Malice at the Palace (The Royal Spyness Series Book 9)

“With many English jokes?”

 
 
“I’m afraid so.” I smiled at her face. “At least it will be more cheerful for you than last night, eating your toad in the hole all alone,” I said. “And with the major also gone, I presume you had no visitors all evening?”
 
“Nobody.” She sniffed. “But I am used to being alone.”
 
“So nobody even came to the front door?” I asked. “You didn’t hear a knock, perhaps? Or see someone moving around outside?”
 
“Why should I hear this? It is not my place to answer doors. Did someone inform you that a visitor came to the front door?”
 
I nodded. “I was told that someone came to deliver a message to me,” I said, saying the first thing that came to mind. “A friend who thought she would find me here. But she could make nobody hear and thought nobody was home.”
 
Irmtraut sniffed. “I heard nothing. You should ask the servants. But they do not pay proper attention, I think. They remain shut away in their own quarters, enjoying themselves. They are very lazy, these English servants. I never got the pickled herring I sent for. This is always the way without a butler or proper housekeeper to watch over them.”
 
“Your room is above the front door,” I went on, trying desperately to think of what to ask her that might be revealing. “You didn’t hear a car pull up all evening?”
 
“Only when you and the princess returned home. Until then nothing. It is very boring.”
 
“I’m sorry. It must have been. But tonight will be better.”
 
“With English jokes I do not understand,” she said. “You will please tell me when I should laugh.”
 
I left her then and went up to my own room. She had not seemed at all rattled by my questions and one would have expected such a person to become easily flustered. But perhaps Countess Irmtraut was made of sterner stuff.
 
Queenie was sitting on my bed, tentatively brushing the hem of my burgundy velvet dress.
 
“You got this in a right mess, didn’t you?” she demanded, looking up as I came in. “Caked with bloody mud.”
 
“Sorry. I had to walk in the rain when I went to have dinner with Princess Louise,” I said, then wondered why I was apologizing to a maid.

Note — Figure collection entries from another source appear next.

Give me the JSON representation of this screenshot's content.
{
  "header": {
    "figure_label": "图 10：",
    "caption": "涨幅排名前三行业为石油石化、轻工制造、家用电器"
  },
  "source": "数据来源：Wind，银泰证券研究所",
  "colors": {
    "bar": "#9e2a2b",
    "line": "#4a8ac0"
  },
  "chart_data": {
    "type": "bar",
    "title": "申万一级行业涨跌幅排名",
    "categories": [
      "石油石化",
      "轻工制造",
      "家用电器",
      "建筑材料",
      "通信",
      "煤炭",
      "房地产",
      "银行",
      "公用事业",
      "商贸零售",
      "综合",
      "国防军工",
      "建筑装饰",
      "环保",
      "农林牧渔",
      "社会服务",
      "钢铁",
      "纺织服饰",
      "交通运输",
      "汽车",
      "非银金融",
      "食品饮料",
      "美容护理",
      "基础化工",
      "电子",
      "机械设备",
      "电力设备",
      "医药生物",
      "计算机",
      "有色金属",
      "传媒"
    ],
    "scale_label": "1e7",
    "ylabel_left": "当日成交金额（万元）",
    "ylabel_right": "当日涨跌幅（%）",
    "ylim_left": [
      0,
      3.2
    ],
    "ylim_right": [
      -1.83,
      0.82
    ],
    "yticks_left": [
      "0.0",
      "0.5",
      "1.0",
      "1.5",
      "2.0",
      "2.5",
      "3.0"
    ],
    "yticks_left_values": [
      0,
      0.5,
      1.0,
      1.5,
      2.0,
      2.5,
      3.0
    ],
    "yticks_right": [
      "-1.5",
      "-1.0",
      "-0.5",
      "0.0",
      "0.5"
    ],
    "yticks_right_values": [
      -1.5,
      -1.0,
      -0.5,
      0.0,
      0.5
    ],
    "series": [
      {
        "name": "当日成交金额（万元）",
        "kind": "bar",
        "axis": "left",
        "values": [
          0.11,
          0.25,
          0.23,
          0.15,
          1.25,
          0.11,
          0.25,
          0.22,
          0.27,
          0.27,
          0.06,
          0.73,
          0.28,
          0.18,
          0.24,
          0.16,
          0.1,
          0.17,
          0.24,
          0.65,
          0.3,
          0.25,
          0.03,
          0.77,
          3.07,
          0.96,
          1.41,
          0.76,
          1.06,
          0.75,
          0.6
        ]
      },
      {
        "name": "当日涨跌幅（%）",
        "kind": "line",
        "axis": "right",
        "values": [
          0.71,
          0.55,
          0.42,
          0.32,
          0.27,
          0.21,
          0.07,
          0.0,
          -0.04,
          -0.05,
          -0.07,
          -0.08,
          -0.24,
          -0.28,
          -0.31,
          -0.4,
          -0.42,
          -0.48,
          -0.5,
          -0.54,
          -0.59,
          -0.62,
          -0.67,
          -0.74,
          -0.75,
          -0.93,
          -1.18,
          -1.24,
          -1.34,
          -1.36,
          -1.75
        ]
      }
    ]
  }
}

I’m sure none of my royal relatives would have done so.
 
“Well, it’s ruddy hard work trying to brush off the mud without brushing off the nap and getting a right earful from you,” she said. “And nobody even bothered to bring up me tea.”
 
“Oh dear. Hold on a minute. I’ll go down and find you some. The tea things are still out in our sitting room.” I knew I was being too soft, but I couldn’t help it.
 
As I came back into the sitting room Irmtraut was standing at the window, looking out. When she heard footsteps she let the curtain fall and spun to face me. Was I mistaken or was that a guilty look on her face?
 
I couldn’t say that I’d come to fetch my maid some cake. She’d be horrified.
 
“I decided I did want a little sustenance after all,” I said, putting a scone and a couple of pieces of shortbread on a plate. “Almost time to get dressed for the theater.” And I breezed out again.
 
Queenie was duly grateful and wolfed down the food while I laid out what I wanted to wear with the burgundy dress to the theater. But my thoughts were racing. What to do next? Obviously someone should have a little heart-to-heart with Prince George to find out why he came in late to dinner last night. I didn’t want to do that, but I could take a look at his car to see if it had really been in an accident. And maybe ask his servants what time he left St. James’s.
 
Then I should interview the servants here. The lie I had made up on the spot for Irmtraut was a good one, I decided. Nothing to do with any sort of crime. A friend had heard I was staying at the palace and came to say hello. But she couldn’t make anyone hear when she knocked on the front door. She wandered around a bit, looking for a way in, then gave up and went home. I’d ask indignantly if nobody heard or saw her.
 
My thoughts went back to Irmtraut and the damp jacket with the knife in the pocket. But the method of the murder was so different from a quick stab in the dark. If someone had fed Bobo a cocktail or two, and one of them laced with Veronal, then it had to be someone she knew. A complete stranger couldn’t force alcohol down her throat. So that probably ruled out the drug lord. Such subtle killing was not their way of operation. The quick knife or bullet in the dark or kidnapping and dumping someone in the Thames would be what I’d expect from them. And if Bobo was a habitual drug user it would make no sense to kill the goose that laid the golden egg, would it?
 
“Do you want me to run your bath?” Queenie asked, interrupting my reverie.